Visualizing Density Investigating the density challenge facing the United States
Which photos represent "good" and which represent "bad" density?
This is for you to decide. The gallery is meant to provide an impartial view of various design approaches at various densities. We are not promoting one approach over another but demonstrating that there are many ways to design neighborhoods and meet density goals.
How were the sites selected?
We selected sites to represent diversity in density level, geography, development context, and design approach. We examined rural, exurban, suburban and urban settings to get a range of densities from less than a unit per acre to over a hundred. We grouped urban design approaches into three categories: historical (those built before widespread use of the automobile), conventional (subdivisions and planned-unit developments of post-war suburbs, interstate nodes and other recently developed areas), and neo-traditional (new construction in a historic pattern modified to current building practices) and photographed sites to represent each. The collection currently includes sites in the Northeast, Southeast, Midwest, Rocky Mountains, and California. It will feature neighborhoods in the Southwest and Northwest in the near future.
How was density measured for each site?
Using the 2000 Census and a street mapping software program, we measured the density in units per acre for each site.

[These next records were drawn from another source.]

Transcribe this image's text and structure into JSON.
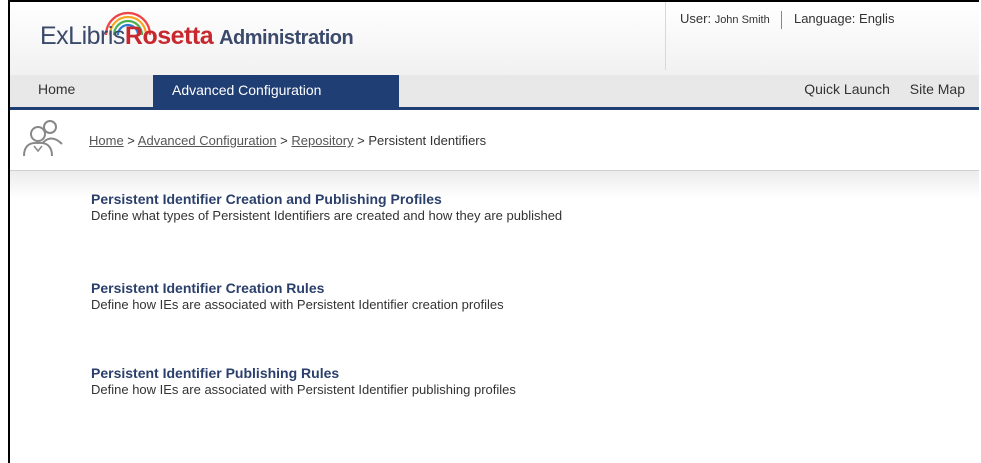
{
  "header": {
    "logo_exlibris": "ExLibris",
    "logo_rosetta": "Rosetta",
    "logo_admin": "Administration",
    "user_label": "User:",
    "user_name": "John Smith",
    "language_label": "Language: Englis"
  },
  "nav": {
    "home": "Home",
    "advanced_configuration": "Advanced Configuration",
    "quick_launch": "Quick Launch",
    "site_map": "Site Map"
  },
  "breadcrumb": {
    "home": "Home",
    "advanced_configuration": "Advanced Configuration",
    "repository": "Repository",
    "current": "Persistent Identifiers",
    "separator": " > "
  },
  "items": [
    {
      "title": "Persistent Identifier Creation and Publishing Profiles",
      "description": "Define what types of Persistent Identifiers are created and how they are published"
    },
    {
      "title": "Persistent Identifier Creation Rules",
      "description": "Define how IEs are associated with Persistent Identifier creation profiles"
    },
    {
      "title": "Persistent Identifier Publishing Rules",
      "description": "Define how IEs are associated with Persistent Identifier publishing profiles"
    }
  ],
  "colors": {
    "nav_active": "#1f3e74",
    "link_title": "#2a3f6b",
    "brand_red": "#c8282d"
  }
}
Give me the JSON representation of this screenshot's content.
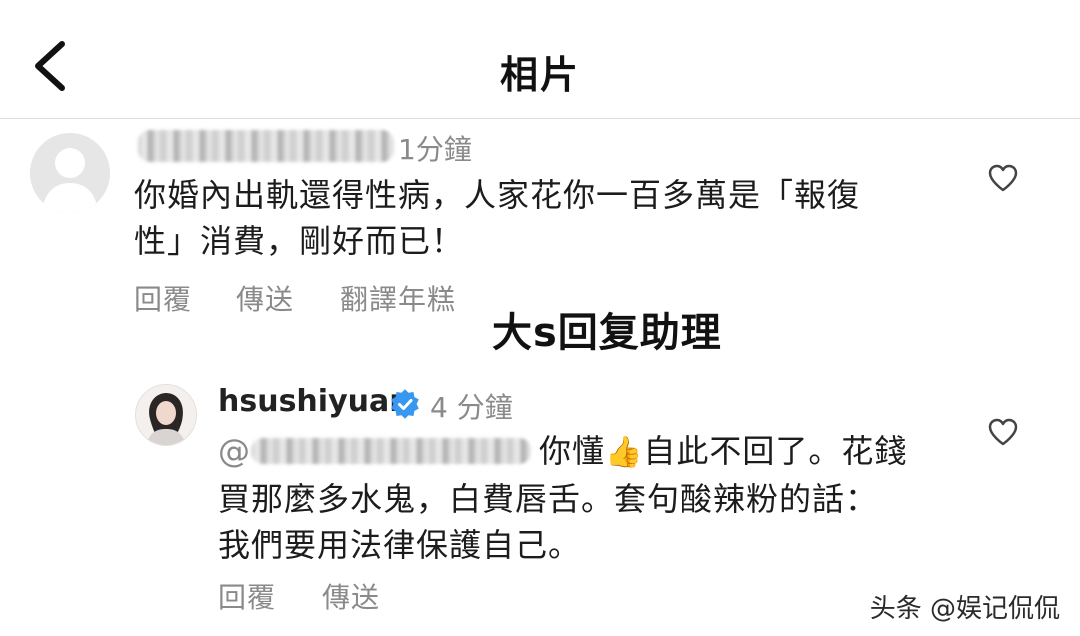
{
  "header": {
    "title": "相片"
  },
  "comment1": {
    "time": "1分鐘",
    "lines": [
      "你婚內出軌還得性病，人家花你一百多萬是「報復",
      "性」消費，剛好而已！"
    ],
    "actions": {
      "reply": "回覆",
      "send": "傳送",
      "translate": "翻譯年糕"
    }
  },
  "overlay_caption": "大s回复助理",
  "comment2": {
    "username": "hsushiyuan",
    "time": "4 分鐘",
    "mention_prefix": "@",
    "line1_a": "你懂",
    "thumbs": "👍",
    "line1_b": "自此不回了。花錢",
    "line2": "買那麼多水鬼，白費唇舌。套句酸辣粉的話：",
    "line3": "我們要用法律保護自己。",
    "actions": {
      "reply": "回覆",
      "send": "傳送"
    }
  },
  "watermark": "头条 @娱记侃侃",
  "icons": {
    "back": "chevron-left-icon",
    "like": "heart-outline-icon",
    "verified": "verified-badge-icon",
    "avatar": "default-avatar-icon"
  },
  "colors": {
    "verified": "#3897f0",
    "muted_text": "#8a8a8a"
  }
}
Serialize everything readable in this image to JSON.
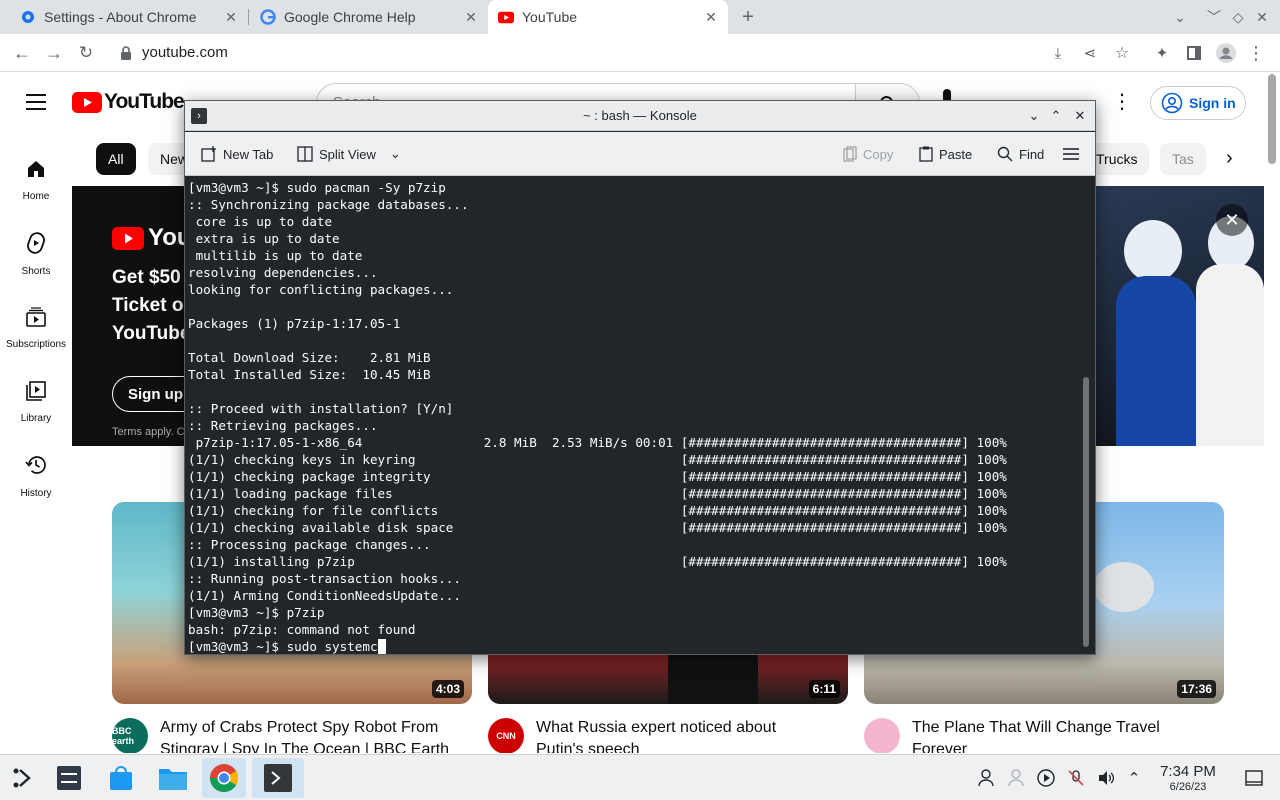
{
  "browser": {
    "tabs": [
      {
        "title": "Settings - About Chrome",
        "icon": "gear-icon"
      },
      {
        "title": "Google Chrome Help",
        "icon": "google-icon"
      },
      {
        "title": "YouTube",
        "icon": "youtube-icon"
      }
    ],
    "url": "youtube.com"
  },
  "youtube": {
    "sign_in": "Sign in",
    "logo_text": "YouTube",
    "search_placeholder": "Search",
    "sidebar": [
      {
        "label": "Home",
        "icon": "home-icon"
      },
      {
        "label": "Shorts",
        "icon": "shorts-icon"
      },
      {
        "label": "Subscriptions",
        "icon": "subscriptions-icon"
      },
      {
        "label": "Library",
        "icon": "library-icon"
      },
      {
        "label": "History",
        "icon": "history-icon"
      }
    ],
    "chips": [
      "All",
      "New",
      "Trucks",
      "Tas"
    ],
    "banner": {
      "logo": "You",
      "line1": "Get $50",
      "line2": "Ticket o",
      "line3": "YouTube",
      "button": "Sign up n",
      "terms": "Terms apply. C"
    },
    "videos": [
      {
        "title_line1": "Army of Crabs Protect Spy Robot From",
        "title_line2": "Stingray | Spy In The Ocean | BBC Earth",
        "duration": "4:03",
        "channel_badge": "BBC earth"
      },
      {
        "title_line1": "What Russia expert noticed about",
        "title_line2": "Putin's speech",
        "duration": "6:11",
        "channel_badge": "CNN"
      },
      {
        "title_line1": "The Plane That Will Change Travel",
        "title_line2": "Forever",
        "duration": "17:36",
        "channel_badge": ""
      }
    ]
  },
  "konsole": {
    "title": "~ : bash — Konsole",
    "toolbar": {
      "new_tab": "New Tab",
      "split_view": "Split View",
      "copy": "Copy",
      "paste": "Paste",
      "find": "Find"
    },
    "lines": [
      "[vm3@vm3 ~]$ sudo pacman -Sy p7zip",
      ":: Synchronizing package databases...",
      " core is up to date",
      " extra is up to date",
      " multilib is up to date",
      "resolving dependencies...",
      "looking for conflicting packages...",
      "",
      "Packages (1) p7zip-1:17.05-1",
      "",
      "Total Download Size:    2.81 MiB",
      "Total Installed Size:  10.45 MiB",
      "",
      ":: Proceed with installation? [Y/n]",
      ":: Retrieving packages...",
      " p7zip-1:17.05-1-x86_64                2.8 MiB  2.53 MiB/s 00:01 [####################################] 100%",
      "(1/1) checking keys in keyring                                   [####################################] 100%",
      "(1/1) checking package integrity                                 [####################################] 100%",
      "(1/1) loading package files                                      [####################################] 100%",
      "(1/1) checking for file conflicts                                [####################################] 100%",
      "(1/1) checking available disk space                              [####################################] 100%",
      ":: Processing package changes...",
      "(1/1) installing p7zip                                           [####################################] 100%",
      ":: Running post-transaction hooks...",
      "(1/1) Arming ConditionNeedsUpdate...",
      "[vm3@vm3 ~]$ p7zip",
      "bash: p7zip: command not found"
    ],
    "prompt_line": "[vm3@vm3 ~]$ sudo systemc"
  },
  "taskbar": {
    "time": "7:34 PM",
    "date": "6/26/23"
  },
  "colors": {
    "youtube_red": "#ff0000",
    "sign_in_blue": "#065fd4",
    "konsole_bg": "#232629",
    "chrome_tabstrip": "#dee1e6"
  }
}
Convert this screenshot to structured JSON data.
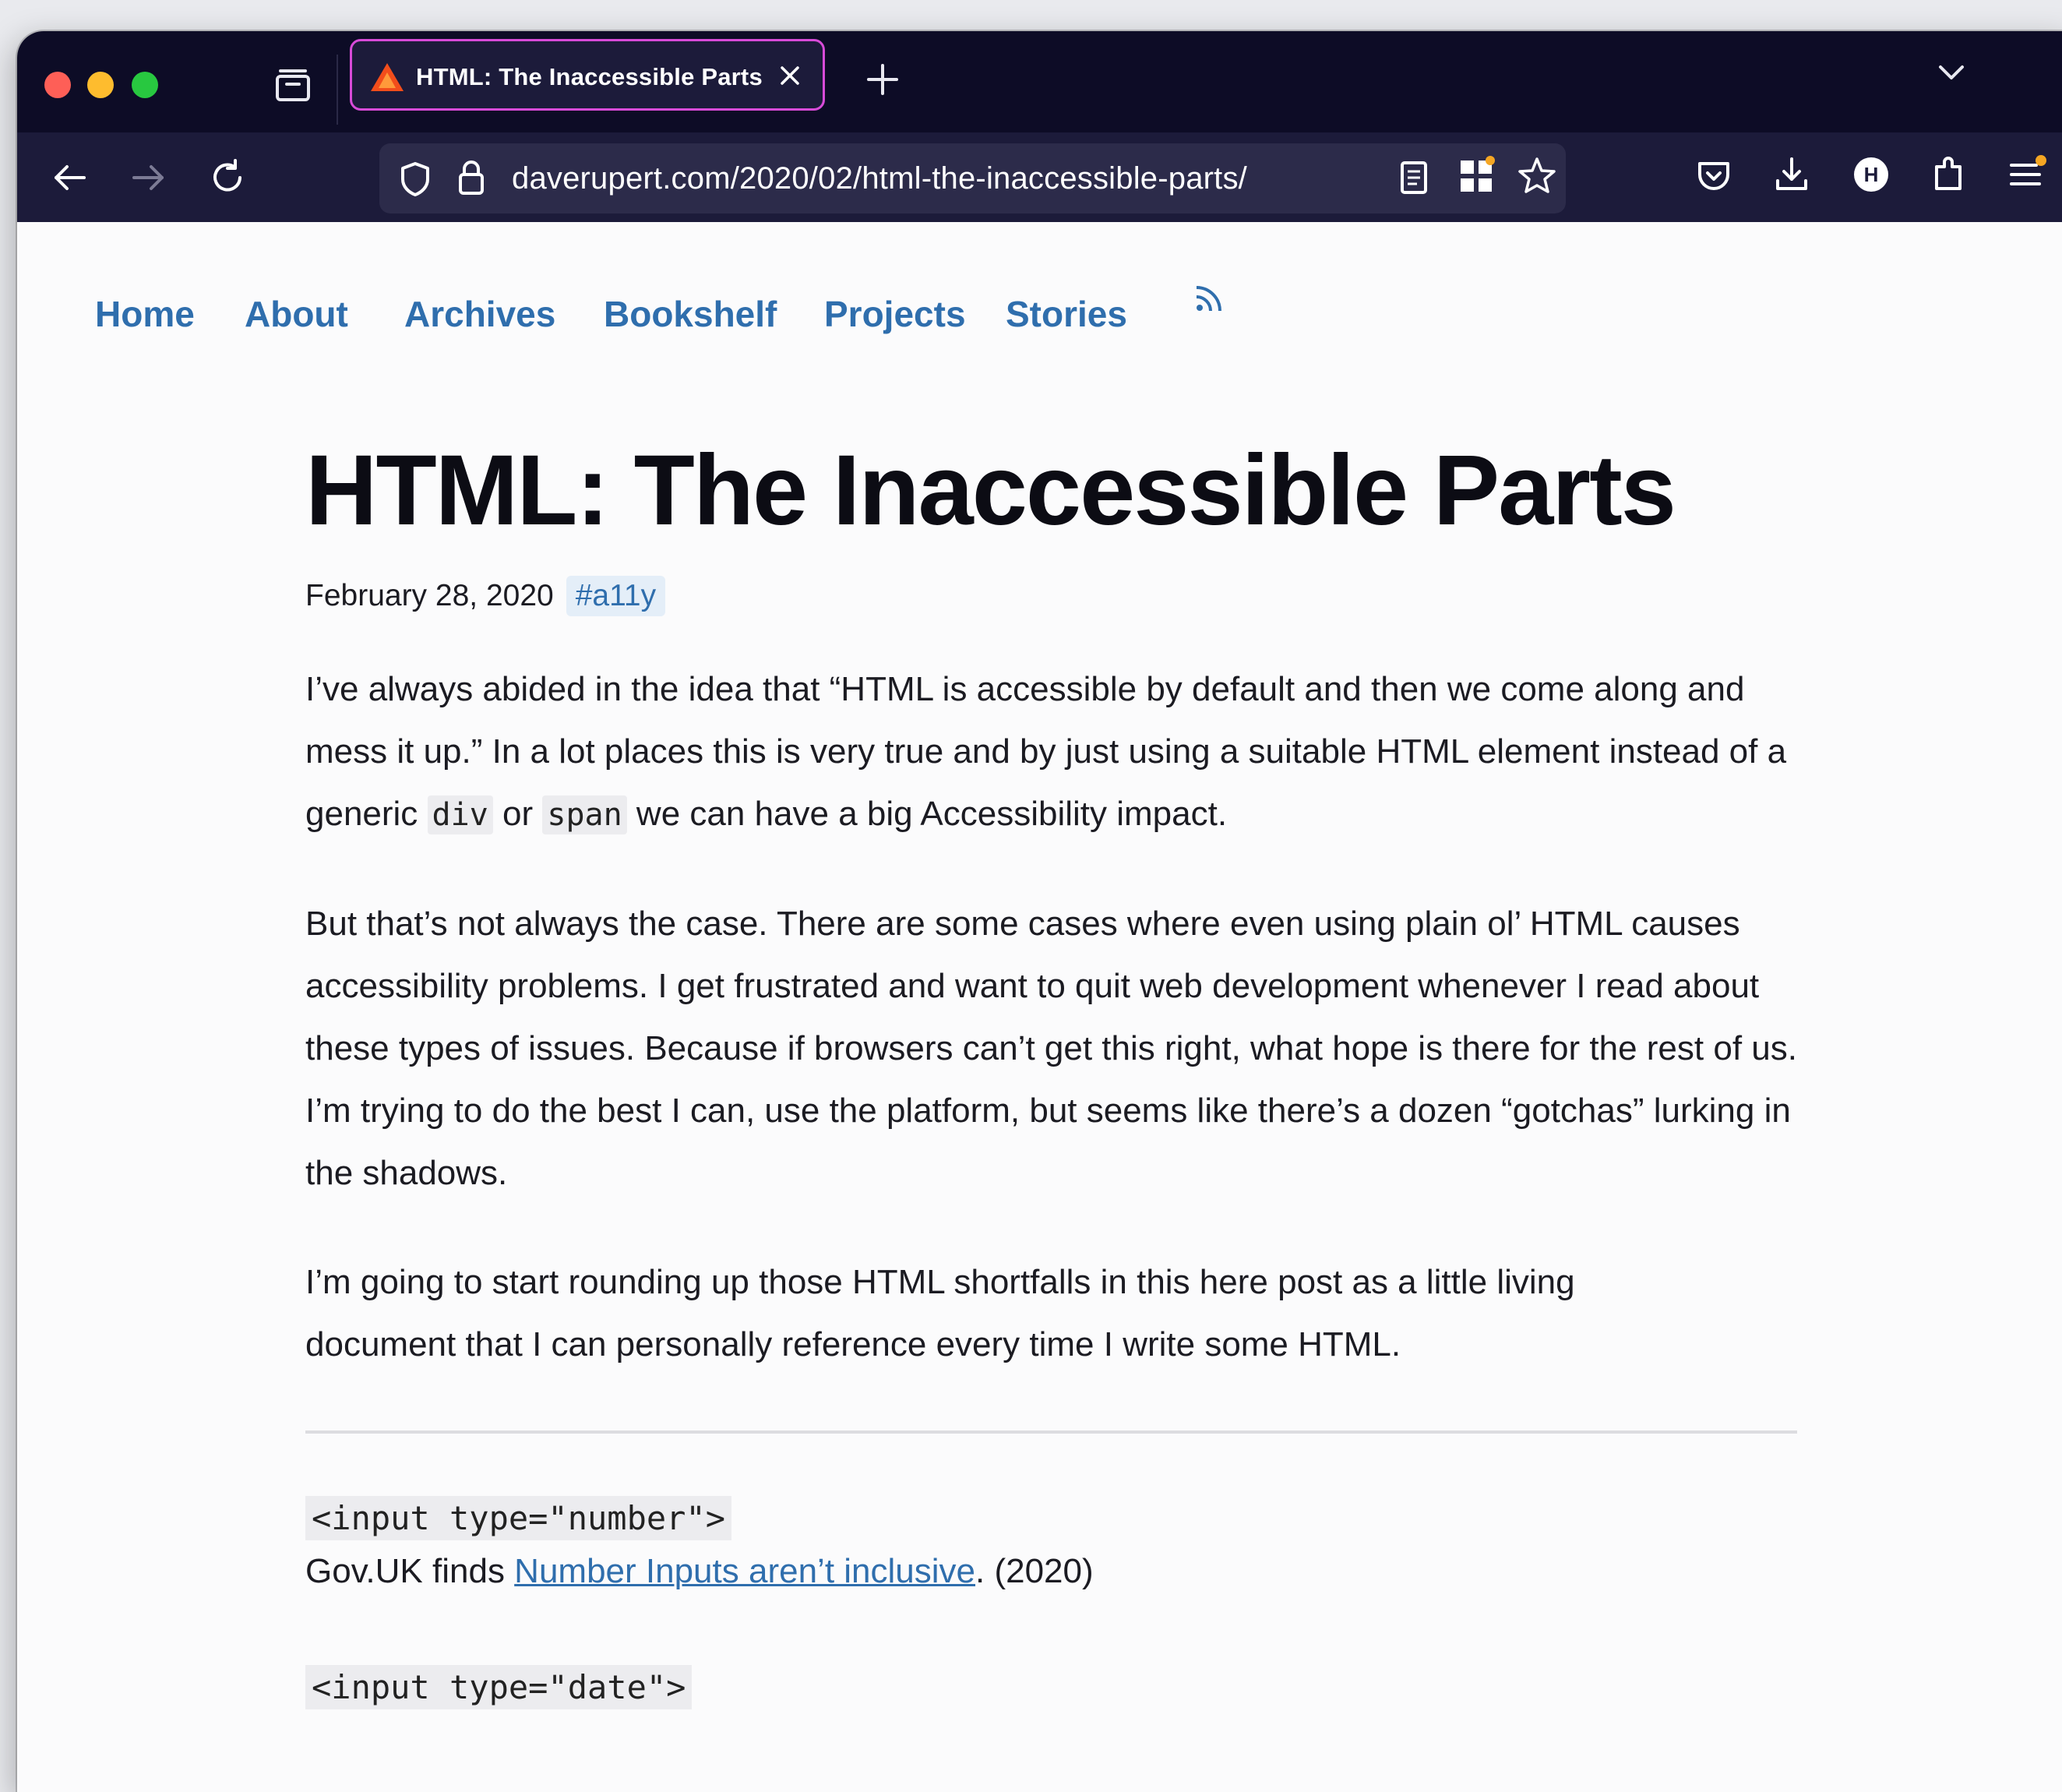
{
  "browser": {
    "tab_title": "HTML: The Inaccessible Parts -",
    "url": "daverupert.com/2020/02/html-the-inaccessible-parts/",
    "colors": {
      "chrome": "#0d0c26",
      "toolbar": "#1c1b3a",
      "tab_outline": "#d74bd8"
    }
  },
  "site_nav": {
    "items": [
      "Home",
      "About",
      "Archives",
      "Bookshelf",
      "Projects",
      "Stories"
    ],
    "rss_icon": "rss-icon"
  },
  "article": {
    "title": "HTML: The Inaccessible Parts",
    "date": "February 28, 2020",
    "tag": "#a11y",
    "p1": {
      "before_div": "I’ve always abided in the idea that “HTML is accessible by default and then we come along and mess it up.” In a lot places this is very true and by just using a suitable HTML element instead of a generic ",
      "code_div": "div",
      "or": " or ",
      "code_span": "span",
      "after_span": " we can have a big Accessibility impact."
    },
    "p2": "But that’s not always the case. There are some cases where even using plain ol’ HTML causes accessibility problems. I get frustrated and want to quit web development whenever I read about these types of issues. Because if browsers can’t get this right, what hope is there for the rest of us. I’m trying to do the best I can, use the platform, but seems like there’s a dozen “gotchas” lurking in the shadows.",
    "p3": "I’m going to start rounding up those HTML shortfalls in this here post as a little living document that I can personally reference every time I write some HTML.",
    "entries": [
      {
        "code": "<input type=\"number\">",
        "desc_before": "Gov.UK finds ",
        "link": "Number Inputs aren’t inclusive",
        "desc_after": ". (2020)"
      },
      {
        "code": "<input type=\"date\">"
      }
    ]
  },
  "colors": {
    "link": "#2f6ead",
    "text": "#1b1b22",
    "heading": "#0c0c14"
  }
}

With online access to Census 2000 data, calculating density proved a relatively straightforward task (click here for a step-by-step description of the process). Once block level data were downloaded, we divided the number of housing units by the acreage of the selected areas to determine a unit per acre number.
What, exactly, is a "housing unit"?
A "housing unit" or "dwelling unit" provides living space for one household. It can be a single-family house or an apartment within a larger building. For example, a duplex is a single building that contains two housing units.
If good design is so important to creating better density, how does a community or developer pursue it?
This is a topic suitable for an entire course or conference and too detailed to address here. However, we can direct you to some other web sites, in which organizations have defined good design and how to attain it. You'll find lists of design principles, checklists, and strategies for achieving design quality.
What about all the other factors that affect the quality of life in dense neighborhoods?
This web site focuses on the physical design of density. Also crucial to the success of dense neighborhood are less tangible elements like economic security, quality schools, public safety, and public works. Design alone can't make great neighborhoods but it can help nurture the sense of community that does.